The current version, AMCA 230–12, reintroduced airflow rate with a revised equation, and new efficiency metrics. The official scope of the standard was limited to ceiling fans under 6 ft in diameter. Therefore, the current standard does not apply to HVLS fans. A new version of the standard is currently under review.

==Heating and cooling benefits==

Air movement can have a significant influence on human thermal comfort. Wind chill in cold conditions is considered detrimental, but air movement in neutral to warm environments is considered beneficial. This is because normally under conditions with air temperatures above about 74 °F (23.3°C), the body needs to lose heat in order to maintain a constant internal temperature.

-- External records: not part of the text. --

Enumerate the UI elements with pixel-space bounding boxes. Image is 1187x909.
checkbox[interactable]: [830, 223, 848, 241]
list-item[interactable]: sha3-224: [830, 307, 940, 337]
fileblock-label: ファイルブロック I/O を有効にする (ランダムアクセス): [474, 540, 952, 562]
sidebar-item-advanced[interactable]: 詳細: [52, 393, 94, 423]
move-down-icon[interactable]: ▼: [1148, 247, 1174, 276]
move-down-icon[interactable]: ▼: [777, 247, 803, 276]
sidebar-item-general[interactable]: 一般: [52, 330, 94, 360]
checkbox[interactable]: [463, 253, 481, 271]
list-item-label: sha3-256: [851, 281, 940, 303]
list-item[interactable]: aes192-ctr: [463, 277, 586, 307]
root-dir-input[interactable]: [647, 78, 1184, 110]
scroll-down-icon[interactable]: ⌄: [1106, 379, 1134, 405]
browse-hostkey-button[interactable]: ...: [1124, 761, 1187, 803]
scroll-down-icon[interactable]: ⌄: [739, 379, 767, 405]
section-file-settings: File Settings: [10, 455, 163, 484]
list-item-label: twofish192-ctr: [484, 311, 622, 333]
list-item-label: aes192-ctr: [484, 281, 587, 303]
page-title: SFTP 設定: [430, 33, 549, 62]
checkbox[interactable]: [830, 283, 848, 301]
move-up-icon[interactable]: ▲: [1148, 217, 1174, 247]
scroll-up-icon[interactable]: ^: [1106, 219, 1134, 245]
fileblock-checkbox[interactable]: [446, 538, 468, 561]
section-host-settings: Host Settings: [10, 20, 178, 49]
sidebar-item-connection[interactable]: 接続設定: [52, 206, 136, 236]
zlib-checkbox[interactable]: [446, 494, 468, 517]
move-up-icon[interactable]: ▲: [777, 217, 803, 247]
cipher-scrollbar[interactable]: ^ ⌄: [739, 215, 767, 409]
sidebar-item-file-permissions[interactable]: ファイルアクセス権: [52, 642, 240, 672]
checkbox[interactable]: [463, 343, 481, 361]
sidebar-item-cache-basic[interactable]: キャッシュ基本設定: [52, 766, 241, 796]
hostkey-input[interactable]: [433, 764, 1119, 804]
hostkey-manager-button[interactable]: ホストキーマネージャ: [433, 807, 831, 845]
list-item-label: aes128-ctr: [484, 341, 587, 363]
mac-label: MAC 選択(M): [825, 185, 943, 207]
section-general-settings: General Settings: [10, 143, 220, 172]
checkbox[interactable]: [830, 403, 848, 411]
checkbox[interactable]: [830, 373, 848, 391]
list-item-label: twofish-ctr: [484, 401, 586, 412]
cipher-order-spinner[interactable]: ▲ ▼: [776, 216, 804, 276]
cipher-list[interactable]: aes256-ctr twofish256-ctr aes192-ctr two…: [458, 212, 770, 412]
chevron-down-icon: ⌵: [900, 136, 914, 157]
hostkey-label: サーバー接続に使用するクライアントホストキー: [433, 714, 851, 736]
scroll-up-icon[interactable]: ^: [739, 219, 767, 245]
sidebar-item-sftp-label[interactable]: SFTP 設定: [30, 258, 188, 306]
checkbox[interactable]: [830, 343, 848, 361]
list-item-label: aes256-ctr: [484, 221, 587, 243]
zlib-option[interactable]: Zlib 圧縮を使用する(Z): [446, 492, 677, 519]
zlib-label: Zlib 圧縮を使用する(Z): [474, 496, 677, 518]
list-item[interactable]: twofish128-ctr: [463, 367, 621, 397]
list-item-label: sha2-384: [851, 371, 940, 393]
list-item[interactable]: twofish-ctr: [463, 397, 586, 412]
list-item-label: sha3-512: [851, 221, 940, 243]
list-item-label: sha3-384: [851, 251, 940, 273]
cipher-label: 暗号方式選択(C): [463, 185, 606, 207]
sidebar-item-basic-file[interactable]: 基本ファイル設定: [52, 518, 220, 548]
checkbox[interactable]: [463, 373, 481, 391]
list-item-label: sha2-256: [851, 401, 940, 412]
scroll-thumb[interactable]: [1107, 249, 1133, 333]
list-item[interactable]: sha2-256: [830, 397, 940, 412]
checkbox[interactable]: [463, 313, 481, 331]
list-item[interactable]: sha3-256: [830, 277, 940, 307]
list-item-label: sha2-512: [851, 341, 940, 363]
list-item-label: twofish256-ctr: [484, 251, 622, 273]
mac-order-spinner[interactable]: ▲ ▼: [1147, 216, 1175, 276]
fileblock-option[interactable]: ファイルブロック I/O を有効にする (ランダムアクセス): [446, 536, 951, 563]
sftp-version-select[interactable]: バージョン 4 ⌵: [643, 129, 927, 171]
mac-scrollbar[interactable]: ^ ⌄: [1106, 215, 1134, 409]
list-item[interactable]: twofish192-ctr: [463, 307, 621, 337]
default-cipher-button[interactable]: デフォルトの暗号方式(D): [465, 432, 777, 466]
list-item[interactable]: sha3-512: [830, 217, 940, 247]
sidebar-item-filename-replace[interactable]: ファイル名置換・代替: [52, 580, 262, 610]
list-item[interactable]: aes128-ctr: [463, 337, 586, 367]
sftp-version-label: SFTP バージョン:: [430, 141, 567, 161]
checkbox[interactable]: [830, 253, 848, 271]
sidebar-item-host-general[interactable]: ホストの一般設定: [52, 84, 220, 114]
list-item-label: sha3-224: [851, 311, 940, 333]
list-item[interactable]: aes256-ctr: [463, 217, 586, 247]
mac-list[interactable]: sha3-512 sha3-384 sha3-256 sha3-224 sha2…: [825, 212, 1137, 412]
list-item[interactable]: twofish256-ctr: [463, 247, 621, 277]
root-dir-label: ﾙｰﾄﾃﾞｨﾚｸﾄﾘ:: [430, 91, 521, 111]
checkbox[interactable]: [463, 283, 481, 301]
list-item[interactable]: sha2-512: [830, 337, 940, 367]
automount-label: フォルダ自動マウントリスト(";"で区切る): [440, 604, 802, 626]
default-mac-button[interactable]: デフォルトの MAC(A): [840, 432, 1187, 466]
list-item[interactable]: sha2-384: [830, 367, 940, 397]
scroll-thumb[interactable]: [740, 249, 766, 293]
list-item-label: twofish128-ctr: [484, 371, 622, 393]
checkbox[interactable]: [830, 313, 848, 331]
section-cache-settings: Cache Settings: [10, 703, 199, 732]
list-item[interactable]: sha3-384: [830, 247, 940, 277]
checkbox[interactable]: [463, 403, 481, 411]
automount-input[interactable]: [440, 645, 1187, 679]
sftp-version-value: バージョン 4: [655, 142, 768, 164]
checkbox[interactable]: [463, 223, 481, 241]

Unlike air conditioners, which cool rooms, fans cool people. Ceiling fans increase air speed at the occupant level, which facilitates more efficient heat rejection, cooling the occupant, rather than the space. Elevated air speed increases the rate of convective and evaporative heat loss from the body, thus making the occupant feel cooler without changing the dry bulb temperature of the air.

Hot air is less dense than cold air, which causes hot air to naturally rise to the ceiling level through a process called convection. In still air, layers of constant temperature form, the coldest at the bottom and the warmest at the top. This is called stratification. The most efficient and effective way of mixing the air in a stratified space is to push the hot air down to the occupant level. This allows for complete mixing of the air in the space while decreasing both heat loss through the building walls and roof, and building energy consumption. To avoid causing a draft, fans need to be run slowly so that air speed at the occupant level does not exceed 40 ft/min.